Inflation Pressures Return as Energy Costs Feed Back Into the Economy

For a while, it felt like inflation in Hungary was settling into something more predictable. The sharp shocks of the past few years appeared to be easing, and the narrative was shifting toward stability. But the latest signals from the National Bank of Hungary suggest that phase may have been temporary.

From March onward, inflation is expected to edge higher again. Not because demand is overheating, but because of something more structural. Energy costs are once again feeding back into the system, and this time the effect is slower, more persistent and harder to avoid.

The mechanism is familiar. Higher global energy prices gradually pass through into transport, production and eventually consumer prices. It doesn’t happen overnight, but once it starts, it touches almost everything. Fuel price caps may soften the initial impact, but they don’t remove the underlying pressure. They simply delay it.

That delay matters, because when the costs finally work their way through, they tend to show up in everyday items rather than headline indicators. You don’t need a chart to see it. You just need to buy a loaf of bread. The price has doubled in the last few years, now around 400 forints for half a kilo and while prices are no longer jumping sharply, they are still moving in one direction.

This is the difference between volatility and persistence. The spike phase may be over, but the adjustment phase continues. Prices are no longer surging, but they are not returning to previous levels either. They are resetting higher and then gradually climbing from there.

According to the central bank, energy markets may only normalise around mid-2027. That pushes the return to the 3 percent inflation target into the second half of 2027, not exactly around the corner. In the meantime, inflation is expected to average around 3.8 percent in 2026 and 3.7 percent in 2027. On paper, those figures appear manageable. In practice, the direction matters more than the number.

At the same time, the broader economic picture is not deteriorating. Growth is expected to reach around 1.7 percent in 2026 and strengthen to 3 percent in 2027. Household consumption is likely to play a key role, supported by rising wages and improving confidence, while industrial output begins to reflect the investment cycle of recent years.

Hungary has spent much of the past decade building industrial capacity, particularly in manufacturing and energy-intensive sectors. That capacity is now coming online, and it is expected to support exports in the years ahead. But this is where the tension emerges.

Higher energy prices do not only affect households. They also shape industrial competitiveness. If European production continues to operate with structurally higher energy costs than competitors in the United States or parts of Asia, that pressure will be felt across key sectors. Automotive, chemicals and heavy industry are all exposed to this dynamic.

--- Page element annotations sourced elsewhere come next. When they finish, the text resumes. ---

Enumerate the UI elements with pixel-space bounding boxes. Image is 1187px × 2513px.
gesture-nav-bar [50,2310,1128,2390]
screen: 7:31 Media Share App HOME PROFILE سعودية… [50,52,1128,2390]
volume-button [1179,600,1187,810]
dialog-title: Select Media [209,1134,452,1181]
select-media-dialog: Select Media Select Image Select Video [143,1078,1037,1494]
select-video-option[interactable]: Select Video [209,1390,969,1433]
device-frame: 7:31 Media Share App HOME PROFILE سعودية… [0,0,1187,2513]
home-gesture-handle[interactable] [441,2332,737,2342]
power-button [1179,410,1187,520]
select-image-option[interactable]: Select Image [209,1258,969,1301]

So what emerges is a balancing act. New capacity is pushing growth upward, while energy costs are pulling competitiveness downward. Both forces are active at the same time, and the outcome depends on how they interact over the next two years.

The same pattern appears in Hungary’s external balance. The country is expected to run a modest current account deficit of around 0.7 percent of GDP in 2026, largely due to higher energy import costs. As those costs stabilise and exports strengthen, the balance is forecast to move back into surplus in 2027. Again, the theme is consistent. Short-term pressure, followed by medium-term stabilisation.

Beneath these macro trends sits a deeper structural reality. According to Eurostat, household consumption in Hungary remains well below the European Union average. At the same time, the country applies the highest VAT rate in the EU. These two factors together shape how inflation is experienced.

With consumption still below the EU average and VAT at a continent-high 27 percent, inflation in Hungary is structurally amplified. Price increases are not only felt more quickly, but also more directly in everyday spending.

Yet households are not new to this environment. Hungarian society remains deeply family-centred, and that social structure plays a quiet but important role. Costs are often shared, pressures are distributed, and adjustments are made collectively rather than individually. This does not remove the impact of inflation, but it changes how it is absorbed.

This is where the data only tells part of the story. On paper, inflation may look moderate. In reality, everyday costs still move in ways that people notice immediately. And yet, adaptation happens just as quickly. Spending shifts, habits adjust, and the system absorbs the pressure.

Step back, and the broader pattern becomes clear. Inflation in Hungary is still being shaped largely from the outside. Energy flows in, costs ripple through, and prices adjust accordingly. Domestic policy can smooth the edges, but it cannot fully control the underlying forces.

The spike may be behind us, but the new baseline is firmly in place. And from here, the movement is slower, steadier and more persistent.